Pass something? Basis for slow debt ceiling agreement is -- no one trusts anyone else
You can really see it from both sides if you think about it.
It seems a useless result to have a debt ceiling agreement postponed for so long that it starts to affect the markets and the country's credit rating. Why not temporarily fix it and then move on to the more difficult fight?
Those who are calling for something to be done are kind of right. Why take the risk of any further economic damage?
And then there are those who say we have been here before. They assert that if the Congress (read the Obama administration) is given another reprieve, another blank check, and if there is no process in place to make sure this doesn't happen again, it will, and the country's fiscal reputation will be damaged.
In other words, nobody trusts that if there is a temporary debt ceiling agreement that any real work will get done to actually make the changes necessary to keep from having this happen again.

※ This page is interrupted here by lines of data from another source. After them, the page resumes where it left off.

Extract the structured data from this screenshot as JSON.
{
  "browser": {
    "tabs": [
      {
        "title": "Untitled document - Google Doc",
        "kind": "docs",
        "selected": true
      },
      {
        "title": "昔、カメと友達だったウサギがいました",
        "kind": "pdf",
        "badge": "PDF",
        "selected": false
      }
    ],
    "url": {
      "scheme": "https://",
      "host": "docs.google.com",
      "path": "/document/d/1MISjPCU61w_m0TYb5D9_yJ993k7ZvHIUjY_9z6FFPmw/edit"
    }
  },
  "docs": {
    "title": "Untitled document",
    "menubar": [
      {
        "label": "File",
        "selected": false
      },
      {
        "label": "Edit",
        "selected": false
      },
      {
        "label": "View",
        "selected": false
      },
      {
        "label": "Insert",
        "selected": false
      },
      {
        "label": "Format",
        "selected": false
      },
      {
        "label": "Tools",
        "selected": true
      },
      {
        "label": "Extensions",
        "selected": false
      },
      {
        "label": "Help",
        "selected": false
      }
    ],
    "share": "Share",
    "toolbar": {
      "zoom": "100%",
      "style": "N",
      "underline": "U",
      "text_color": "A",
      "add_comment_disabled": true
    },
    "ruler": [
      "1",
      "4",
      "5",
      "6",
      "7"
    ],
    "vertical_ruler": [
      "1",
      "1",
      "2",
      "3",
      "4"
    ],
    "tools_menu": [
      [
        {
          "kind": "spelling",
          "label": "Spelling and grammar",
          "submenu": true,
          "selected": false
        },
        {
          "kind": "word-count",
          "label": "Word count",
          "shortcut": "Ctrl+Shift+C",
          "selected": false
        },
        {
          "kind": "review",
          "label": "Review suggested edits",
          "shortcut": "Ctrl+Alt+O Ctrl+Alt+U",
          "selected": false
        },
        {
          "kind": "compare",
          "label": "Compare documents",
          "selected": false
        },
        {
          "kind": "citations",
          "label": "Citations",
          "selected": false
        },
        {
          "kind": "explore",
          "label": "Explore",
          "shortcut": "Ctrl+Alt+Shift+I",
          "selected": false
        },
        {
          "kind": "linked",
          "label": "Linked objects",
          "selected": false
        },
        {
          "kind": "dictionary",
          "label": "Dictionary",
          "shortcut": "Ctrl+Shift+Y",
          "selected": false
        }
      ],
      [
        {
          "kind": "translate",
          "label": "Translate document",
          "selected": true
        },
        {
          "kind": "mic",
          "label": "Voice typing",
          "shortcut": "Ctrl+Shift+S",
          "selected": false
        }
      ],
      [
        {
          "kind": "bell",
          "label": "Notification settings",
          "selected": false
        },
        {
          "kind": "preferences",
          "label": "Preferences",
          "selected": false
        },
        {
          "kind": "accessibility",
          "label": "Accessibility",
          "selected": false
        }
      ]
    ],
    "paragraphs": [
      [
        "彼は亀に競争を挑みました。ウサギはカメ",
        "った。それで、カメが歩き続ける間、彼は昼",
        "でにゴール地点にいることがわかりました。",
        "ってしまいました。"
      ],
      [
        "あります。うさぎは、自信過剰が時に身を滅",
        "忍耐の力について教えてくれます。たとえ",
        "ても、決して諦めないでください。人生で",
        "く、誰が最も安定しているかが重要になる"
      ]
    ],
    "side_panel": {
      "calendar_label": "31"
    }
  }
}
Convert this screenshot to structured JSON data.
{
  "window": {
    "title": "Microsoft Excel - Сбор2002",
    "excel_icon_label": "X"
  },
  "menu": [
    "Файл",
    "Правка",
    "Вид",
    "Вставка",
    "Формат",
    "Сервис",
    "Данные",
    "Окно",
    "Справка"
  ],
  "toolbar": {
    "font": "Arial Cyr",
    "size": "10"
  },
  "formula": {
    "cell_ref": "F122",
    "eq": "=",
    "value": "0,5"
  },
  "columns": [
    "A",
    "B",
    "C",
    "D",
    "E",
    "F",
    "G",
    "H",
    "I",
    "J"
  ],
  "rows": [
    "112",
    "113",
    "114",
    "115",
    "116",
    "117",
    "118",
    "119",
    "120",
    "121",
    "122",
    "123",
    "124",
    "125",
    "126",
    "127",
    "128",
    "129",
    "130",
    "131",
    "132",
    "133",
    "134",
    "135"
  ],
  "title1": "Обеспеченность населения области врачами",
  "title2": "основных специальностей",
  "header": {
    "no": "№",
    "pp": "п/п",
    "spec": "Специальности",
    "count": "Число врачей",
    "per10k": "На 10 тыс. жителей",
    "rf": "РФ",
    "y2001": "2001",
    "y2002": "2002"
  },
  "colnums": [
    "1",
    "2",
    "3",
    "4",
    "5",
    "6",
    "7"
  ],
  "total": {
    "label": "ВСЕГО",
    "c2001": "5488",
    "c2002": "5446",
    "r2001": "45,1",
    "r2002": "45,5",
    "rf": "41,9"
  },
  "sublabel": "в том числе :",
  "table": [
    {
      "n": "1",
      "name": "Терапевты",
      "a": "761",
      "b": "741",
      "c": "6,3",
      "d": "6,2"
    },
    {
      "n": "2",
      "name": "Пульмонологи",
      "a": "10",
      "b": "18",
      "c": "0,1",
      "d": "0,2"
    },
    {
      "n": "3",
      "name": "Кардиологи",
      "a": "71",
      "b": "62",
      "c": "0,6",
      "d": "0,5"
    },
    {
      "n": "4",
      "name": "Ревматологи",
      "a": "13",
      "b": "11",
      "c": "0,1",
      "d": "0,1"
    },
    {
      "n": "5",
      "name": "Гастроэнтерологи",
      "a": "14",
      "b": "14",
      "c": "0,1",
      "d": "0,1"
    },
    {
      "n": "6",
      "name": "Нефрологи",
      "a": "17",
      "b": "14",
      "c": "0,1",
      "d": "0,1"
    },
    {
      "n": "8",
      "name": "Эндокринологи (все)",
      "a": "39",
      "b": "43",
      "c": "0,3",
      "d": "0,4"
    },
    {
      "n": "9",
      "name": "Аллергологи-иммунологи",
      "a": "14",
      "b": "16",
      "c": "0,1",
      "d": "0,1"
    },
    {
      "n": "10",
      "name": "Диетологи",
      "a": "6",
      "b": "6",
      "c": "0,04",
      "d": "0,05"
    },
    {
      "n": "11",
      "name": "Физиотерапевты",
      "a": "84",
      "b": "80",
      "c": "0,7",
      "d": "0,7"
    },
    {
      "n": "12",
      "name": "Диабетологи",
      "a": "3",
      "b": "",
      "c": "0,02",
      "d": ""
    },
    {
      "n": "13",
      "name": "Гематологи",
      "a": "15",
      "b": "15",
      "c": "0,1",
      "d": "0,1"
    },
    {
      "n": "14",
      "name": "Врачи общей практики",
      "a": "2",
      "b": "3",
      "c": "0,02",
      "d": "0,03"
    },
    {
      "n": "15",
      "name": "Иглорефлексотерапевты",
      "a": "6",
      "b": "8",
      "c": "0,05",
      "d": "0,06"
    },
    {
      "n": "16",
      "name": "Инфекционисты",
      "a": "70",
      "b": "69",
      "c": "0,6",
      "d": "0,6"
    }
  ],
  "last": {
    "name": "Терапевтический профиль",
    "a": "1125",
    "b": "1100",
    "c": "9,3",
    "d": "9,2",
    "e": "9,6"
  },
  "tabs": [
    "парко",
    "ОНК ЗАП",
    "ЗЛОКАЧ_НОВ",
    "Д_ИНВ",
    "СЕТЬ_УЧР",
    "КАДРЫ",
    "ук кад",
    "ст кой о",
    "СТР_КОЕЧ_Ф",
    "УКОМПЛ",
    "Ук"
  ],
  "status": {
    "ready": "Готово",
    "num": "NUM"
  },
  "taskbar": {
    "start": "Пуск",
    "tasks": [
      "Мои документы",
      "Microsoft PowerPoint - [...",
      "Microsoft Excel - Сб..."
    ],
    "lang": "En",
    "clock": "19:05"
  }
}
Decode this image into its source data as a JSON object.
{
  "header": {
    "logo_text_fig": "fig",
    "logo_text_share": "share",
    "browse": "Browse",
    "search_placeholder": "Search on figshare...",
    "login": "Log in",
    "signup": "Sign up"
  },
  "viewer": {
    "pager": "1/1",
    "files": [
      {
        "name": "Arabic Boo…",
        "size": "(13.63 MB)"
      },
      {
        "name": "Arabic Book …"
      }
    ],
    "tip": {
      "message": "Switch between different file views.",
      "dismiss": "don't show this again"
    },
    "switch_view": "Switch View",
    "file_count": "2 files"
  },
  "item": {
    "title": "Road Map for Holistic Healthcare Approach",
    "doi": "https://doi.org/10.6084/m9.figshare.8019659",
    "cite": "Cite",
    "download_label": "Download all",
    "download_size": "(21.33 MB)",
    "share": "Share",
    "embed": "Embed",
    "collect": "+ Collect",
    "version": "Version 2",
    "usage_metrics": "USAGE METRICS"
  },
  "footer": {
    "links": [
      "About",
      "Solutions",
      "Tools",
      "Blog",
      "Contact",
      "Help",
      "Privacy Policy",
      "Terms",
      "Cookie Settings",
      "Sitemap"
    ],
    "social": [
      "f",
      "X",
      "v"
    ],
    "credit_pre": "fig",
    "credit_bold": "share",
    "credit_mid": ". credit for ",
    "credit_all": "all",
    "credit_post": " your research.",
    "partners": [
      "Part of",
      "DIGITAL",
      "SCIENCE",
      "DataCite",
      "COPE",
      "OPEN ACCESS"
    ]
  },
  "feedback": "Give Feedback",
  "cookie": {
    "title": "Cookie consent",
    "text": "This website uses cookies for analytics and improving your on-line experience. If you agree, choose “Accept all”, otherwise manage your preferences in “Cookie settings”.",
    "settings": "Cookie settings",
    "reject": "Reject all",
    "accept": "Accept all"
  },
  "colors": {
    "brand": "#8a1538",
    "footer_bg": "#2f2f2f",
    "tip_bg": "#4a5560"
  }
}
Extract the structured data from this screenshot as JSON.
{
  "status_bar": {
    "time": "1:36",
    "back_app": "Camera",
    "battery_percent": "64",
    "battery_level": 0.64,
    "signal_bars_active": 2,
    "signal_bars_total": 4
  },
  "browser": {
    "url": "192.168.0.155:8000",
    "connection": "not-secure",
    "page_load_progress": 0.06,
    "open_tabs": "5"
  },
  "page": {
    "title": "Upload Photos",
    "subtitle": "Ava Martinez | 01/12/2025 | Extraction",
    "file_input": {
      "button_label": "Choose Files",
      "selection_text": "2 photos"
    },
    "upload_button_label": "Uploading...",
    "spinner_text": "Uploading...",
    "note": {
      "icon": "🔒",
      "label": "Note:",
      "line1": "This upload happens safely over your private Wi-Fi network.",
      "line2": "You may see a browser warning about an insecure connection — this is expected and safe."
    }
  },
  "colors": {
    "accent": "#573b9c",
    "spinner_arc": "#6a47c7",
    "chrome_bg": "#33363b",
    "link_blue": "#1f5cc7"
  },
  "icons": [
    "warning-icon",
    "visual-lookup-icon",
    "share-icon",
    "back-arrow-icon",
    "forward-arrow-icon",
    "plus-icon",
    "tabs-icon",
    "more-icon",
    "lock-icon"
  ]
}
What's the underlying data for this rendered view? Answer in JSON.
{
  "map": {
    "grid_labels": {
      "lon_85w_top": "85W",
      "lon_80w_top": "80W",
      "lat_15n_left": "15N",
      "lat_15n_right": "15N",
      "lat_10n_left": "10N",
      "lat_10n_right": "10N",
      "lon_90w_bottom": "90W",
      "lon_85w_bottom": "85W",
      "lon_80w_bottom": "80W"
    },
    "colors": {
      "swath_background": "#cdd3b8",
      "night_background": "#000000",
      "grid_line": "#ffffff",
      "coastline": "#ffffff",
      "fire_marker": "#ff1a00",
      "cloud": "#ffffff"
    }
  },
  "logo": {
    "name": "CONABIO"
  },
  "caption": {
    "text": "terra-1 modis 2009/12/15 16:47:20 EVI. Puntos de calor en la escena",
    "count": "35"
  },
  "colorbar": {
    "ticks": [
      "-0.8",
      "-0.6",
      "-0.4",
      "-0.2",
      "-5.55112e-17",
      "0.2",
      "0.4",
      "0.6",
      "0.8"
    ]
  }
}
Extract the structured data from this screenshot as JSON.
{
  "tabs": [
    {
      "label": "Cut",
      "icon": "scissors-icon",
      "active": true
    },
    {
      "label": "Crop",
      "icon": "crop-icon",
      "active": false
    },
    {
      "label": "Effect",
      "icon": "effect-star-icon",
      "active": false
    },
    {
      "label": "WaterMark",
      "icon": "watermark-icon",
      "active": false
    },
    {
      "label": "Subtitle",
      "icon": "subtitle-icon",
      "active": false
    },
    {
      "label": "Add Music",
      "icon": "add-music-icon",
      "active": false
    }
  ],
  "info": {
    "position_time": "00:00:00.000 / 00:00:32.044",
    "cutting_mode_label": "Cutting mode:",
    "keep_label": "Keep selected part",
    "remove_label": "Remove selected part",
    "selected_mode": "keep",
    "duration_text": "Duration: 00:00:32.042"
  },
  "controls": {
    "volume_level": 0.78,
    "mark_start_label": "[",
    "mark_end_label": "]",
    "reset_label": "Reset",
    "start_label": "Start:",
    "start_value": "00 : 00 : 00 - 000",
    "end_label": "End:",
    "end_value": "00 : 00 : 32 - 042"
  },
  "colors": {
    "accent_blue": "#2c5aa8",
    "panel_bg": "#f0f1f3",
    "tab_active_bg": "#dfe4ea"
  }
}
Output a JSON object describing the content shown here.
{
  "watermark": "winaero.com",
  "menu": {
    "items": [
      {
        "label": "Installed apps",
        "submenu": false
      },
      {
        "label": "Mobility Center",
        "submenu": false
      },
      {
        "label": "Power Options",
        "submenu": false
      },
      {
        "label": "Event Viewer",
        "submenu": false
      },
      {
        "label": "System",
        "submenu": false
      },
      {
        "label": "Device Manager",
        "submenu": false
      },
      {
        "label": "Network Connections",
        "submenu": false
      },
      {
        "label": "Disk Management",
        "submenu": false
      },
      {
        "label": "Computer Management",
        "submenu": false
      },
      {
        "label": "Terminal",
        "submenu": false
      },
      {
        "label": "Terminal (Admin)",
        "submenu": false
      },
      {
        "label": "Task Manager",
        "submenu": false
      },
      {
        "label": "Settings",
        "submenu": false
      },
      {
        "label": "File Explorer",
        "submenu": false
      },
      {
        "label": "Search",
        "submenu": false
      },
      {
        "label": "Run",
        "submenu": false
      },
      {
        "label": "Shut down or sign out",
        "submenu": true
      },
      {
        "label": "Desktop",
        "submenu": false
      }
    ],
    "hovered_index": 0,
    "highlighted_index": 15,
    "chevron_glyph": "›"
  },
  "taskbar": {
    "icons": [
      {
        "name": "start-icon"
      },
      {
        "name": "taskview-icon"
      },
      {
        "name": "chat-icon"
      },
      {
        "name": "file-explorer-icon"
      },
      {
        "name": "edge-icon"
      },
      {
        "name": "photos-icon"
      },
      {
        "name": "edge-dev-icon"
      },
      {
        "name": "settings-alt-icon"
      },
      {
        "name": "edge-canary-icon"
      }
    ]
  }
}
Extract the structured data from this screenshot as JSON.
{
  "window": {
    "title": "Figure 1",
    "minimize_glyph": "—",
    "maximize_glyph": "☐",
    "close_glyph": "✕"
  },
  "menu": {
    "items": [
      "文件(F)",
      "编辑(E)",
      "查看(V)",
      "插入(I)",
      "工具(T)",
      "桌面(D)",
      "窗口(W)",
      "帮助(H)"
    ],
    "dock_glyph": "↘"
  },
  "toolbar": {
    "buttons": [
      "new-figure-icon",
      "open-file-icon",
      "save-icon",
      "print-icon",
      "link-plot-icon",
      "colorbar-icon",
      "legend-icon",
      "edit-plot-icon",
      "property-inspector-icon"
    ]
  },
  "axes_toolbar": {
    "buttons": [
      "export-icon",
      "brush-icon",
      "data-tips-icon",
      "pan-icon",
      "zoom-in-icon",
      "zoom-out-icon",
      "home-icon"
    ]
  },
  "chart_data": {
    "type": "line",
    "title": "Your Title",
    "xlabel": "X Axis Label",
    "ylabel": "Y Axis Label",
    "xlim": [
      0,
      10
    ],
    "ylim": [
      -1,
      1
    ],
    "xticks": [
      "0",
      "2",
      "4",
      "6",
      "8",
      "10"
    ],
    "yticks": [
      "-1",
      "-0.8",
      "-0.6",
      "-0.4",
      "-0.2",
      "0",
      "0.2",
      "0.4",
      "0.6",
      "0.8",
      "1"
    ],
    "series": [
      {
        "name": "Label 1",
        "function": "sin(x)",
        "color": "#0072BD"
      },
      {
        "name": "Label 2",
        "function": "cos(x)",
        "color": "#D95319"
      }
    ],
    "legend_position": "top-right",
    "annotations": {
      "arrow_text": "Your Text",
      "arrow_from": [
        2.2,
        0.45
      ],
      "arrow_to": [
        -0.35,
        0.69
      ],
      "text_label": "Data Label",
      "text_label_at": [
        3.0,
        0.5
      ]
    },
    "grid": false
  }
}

Look how long it took to address a problem we have known has been coming for months.
The sad thing about the debt ceiling debate is that it has to be tied to this balanced budget deal. Truth is, the cap, cut and balance is a great plan, a real step toward putting this country's financial house back in order.
It would be nice to trust that we could weather this temporary storm and then get back to serious talks about how to stop the runaway spending in Washington -- and to hold some people accountable for getting us into a situation where the debt ceiling was even a question.
Holding feet to the fire might be the only way to keep Washington moving forward. So the answer might very well be, agree on something now -- and then demand immediate action on the next step.
That might not be the best plan, but it might be best case scenario for now.